For this, we’ll need to enable networking in the initrd, which envolves enabling the correct kernel module. Not only that, if your provider doesn’t provide DHCP, you’ll also need to manually set up the static IPv4 address.
/etc/nixos/configuration.nix
boot = {
# Set up static IPv4 address in the initrd.
kernelParams = [ "ip=<ipv4_address>::<ipv4_gateway>:<ipv4_netmask>::<interface>:none" ];
initrd = {
# Switch this to your ethernet's kernel module.
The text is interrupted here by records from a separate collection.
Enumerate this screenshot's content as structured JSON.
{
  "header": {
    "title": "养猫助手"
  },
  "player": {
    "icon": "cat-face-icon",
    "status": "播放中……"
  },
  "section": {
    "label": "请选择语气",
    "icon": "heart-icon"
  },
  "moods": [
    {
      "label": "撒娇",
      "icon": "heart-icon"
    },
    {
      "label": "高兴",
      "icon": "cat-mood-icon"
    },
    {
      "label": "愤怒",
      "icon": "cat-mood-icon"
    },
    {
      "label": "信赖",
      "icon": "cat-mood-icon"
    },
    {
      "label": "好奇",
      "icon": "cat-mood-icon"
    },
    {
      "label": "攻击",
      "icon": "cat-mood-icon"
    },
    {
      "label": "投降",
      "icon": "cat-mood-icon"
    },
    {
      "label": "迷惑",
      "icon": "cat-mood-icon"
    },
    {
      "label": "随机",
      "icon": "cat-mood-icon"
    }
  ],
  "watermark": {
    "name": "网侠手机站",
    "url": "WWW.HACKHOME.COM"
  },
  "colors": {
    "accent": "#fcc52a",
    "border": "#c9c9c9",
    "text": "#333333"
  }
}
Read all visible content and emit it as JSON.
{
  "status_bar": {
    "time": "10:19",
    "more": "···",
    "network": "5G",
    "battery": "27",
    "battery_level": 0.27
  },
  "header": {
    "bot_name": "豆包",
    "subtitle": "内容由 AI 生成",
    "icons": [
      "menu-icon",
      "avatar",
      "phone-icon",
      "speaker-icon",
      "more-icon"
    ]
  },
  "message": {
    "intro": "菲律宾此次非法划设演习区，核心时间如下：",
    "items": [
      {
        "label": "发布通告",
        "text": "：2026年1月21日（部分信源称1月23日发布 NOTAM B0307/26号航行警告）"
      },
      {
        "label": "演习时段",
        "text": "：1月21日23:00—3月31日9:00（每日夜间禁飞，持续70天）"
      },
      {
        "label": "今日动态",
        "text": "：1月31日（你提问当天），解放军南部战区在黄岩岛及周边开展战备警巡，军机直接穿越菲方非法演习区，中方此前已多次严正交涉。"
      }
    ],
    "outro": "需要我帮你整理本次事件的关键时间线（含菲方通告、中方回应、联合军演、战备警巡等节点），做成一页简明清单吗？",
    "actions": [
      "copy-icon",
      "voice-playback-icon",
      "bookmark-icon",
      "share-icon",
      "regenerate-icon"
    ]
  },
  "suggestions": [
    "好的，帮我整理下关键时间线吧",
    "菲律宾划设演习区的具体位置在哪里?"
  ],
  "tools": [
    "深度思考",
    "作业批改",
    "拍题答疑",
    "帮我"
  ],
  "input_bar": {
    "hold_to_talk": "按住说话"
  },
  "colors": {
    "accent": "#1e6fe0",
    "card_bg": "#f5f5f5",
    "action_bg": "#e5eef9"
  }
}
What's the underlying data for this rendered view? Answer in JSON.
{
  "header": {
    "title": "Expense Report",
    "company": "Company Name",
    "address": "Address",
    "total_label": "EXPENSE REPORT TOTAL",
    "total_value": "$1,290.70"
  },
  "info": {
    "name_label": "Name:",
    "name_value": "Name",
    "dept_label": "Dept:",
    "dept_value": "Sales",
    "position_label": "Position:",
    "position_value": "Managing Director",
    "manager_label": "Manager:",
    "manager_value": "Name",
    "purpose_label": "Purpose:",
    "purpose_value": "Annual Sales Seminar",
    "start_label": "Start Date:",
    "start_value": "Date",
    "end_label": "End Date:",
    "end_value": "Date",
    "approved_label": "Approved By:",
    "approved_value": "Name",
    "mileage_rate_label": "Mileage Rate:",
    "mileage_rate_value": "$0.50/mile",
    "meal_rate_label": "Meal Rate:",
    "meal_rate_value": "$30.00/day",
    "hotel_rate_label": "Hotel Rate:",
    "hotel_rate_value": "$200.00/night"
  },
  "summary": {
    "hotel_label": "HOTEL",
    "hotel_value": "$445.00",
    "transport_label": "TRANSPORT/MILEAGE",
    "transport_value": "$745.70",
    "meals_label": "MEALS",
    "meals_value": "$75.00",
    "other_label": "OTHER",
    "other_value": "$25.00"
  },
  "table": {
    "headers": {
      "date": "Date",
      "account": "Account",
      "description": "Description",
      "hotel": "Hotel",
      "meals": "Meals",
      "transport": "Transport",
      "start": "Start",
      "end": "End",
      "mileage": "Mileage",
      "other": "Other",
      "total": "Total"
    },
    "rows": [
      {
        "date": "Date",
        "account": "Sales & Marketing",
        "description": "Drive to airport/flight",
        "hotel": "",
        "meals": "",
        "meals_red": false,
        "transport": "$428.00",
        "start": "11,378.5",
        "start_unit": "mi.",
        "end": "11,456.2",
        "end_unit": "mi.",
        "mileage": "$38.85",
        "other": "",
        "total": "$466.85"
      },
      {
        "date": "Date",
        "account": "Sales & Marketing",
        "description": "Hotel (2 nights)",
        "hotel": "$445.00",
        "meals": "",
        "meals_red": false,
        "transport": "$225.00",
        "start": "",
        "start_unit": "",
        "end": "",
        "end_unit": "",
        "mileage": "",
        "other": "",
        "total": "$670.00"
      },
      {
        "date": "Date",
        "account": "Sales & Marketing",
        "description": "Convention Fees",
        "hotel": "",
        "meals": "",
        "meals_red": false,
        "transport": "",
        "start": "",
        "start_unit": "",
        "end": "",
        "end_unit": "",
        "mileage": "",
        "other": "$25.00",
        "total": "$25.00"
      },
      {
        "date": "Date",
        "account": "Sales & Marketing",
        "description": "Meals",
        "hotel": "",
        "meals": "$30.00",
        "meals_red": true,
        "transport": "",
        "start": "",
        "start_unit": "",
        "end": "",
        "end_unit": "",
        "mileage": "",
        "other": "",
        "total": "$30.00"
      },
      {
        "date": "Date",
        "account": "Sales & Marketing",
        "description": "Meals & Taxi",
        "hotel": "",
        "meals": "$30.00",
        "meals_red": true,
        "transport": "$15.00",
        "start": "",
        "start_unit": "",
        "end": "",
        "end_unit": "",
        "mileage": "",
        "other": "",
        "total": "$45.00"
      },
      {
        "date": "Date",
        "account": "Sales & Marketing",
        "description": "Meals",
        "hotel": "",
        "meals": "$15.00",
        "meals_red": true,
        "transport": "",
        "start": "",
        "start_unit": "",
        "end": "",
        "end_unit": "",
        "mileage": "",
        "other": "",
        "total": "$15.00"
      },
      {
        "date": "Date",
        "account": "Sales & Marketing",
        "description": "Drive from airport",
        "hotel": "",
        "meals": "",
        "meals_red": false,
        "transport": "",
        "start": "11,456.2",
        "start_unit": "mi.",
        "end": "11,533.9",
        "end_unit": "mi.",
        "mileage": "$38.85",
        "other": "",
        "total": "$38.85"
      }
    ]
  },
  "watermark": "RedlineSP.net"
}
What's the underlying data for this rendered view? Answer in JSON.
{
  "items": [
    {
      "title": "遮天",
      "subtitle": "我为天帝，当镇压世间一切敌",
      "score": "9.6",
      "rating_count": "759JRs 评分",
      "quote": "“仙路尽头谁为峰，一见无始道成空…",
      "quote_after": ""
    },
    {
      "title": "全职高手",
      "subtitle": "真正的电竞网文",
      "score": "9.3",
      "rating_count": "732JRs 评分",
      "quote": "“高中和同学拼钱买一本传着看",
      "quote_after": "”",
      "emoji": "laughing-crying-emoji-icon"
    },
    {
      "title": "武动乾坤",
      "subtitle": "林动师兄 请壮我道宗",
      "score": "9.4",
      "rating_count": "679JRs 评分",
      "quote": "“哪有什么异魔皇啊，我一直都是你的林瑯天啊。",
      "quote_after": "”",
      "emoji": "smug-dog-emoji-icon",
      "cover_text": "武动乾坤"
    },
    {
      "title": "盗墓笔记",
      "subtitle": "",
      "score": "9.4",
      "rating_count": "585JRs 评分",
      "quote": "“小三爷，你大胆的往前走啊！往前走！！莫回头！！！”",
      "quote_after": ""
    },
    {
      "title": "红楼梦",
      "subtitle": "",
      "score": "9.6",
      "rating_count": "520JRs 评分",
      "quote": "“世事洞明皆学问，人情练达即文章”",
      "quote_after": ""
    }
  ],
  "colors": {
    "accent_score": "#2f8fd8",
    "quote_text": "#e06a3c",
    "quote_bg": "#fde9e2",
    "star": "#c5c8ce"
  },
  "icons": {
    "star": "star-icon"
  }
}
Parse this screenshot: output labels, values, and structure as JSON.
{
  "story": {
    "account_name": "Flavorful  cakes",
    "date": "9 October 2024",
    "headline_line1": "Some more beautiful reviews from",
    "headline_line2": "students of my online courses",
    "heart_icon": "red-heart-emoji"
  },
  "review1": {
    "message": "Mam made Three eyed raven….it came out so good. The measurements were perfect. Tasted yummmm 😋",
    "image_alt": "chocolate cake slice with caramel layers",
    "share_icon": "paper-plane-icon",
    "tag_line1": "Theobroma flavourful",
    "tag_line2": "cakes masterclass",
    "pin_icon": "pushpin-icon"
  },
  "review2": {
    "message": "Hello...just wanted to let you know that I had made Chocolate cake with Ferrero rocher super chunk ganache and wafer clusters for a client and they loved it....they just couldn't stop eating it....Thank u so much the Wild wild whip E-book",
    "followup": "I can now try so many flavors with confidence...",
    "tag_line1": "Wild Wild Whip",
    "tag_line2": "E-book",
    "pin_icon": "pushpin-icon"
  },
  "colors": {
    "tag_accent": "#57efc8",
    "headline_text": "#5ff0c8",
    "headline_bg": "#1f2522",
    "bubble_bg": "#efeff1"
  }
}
# You can check what module you're currently using by running: lspci -v
kernelModules = [ "virtio_pci" ];
network = {
# This will use udhcp to get an ip address.
# Make sure you have added the kernel module for your network driver to `boot.initrd.availableKernelModules`,
# so your initrd can load it!
# Static ip addresses might be configured using the ip argument in kernel command line:
# https://www.kernel.org/doc/Documentation/filesystems/nfs/nfsroot.txt
enable = true;
ssh = {
enable = true;
# To prevent ssh clients from freaking out because a different host key is used,
# a different port for ssh is useful (assuming the same host has also a regular sshd running)
port = 2222;
# hostKeys paths must be unquoted strings, otherwise you'll run into issues with boot.initrd.secrets
# the keys are copied to initrd from the path specified; multiple keys can be set
# you can generate any number of host keys using
# `ssh-keygen -t ed25519 -N "" -f /path/to/ssh_host_ed25519_key`
hostKeys = [ /path/to/ssh_host_ed25519_key_initrd ];
# public ssh key used for login
authorizedKeys = [ "<ssh_public_key>" ];
};
# this will automatically load the zfs password prompt on login
# and kill the other prompt so boot can continue
postCommands = ''
cat <<EOF > /root/.profile
if pgrep -x "zfs" > /dev/null
then
zfs load-key -a
killall zfs
else
echo "zfs not running -- maybe the pool is taking some time to load for some unforseen reason."
fi
EOF
'';
};
};
};
Then, after NixOS is installed, to decrypt the pool:
ssh -4 -p 2222 root@<ipv4_address>
Installing NixOS #
We’re finally ready to install NixOS:
nixos-install --no-root-passwd --root /mnt
umount -Rl /mnt
zpool export -a
And don’t forget to detach the DVD before rebooting.
reboot
Closing remarks #
Although this initial setup took some work, I’m happy with the final result.
By erasing our darlings, we keep our system clean and fresh. It’s also reassuring to know that everything that’s running is explicitly set in the NixOS configuration and that we can just move it to some other host. This also makes backups much easier, as I know exactly what needs to be kept.
I intend to have all my future servers set up like this. Hopefully, following this post will make it easier.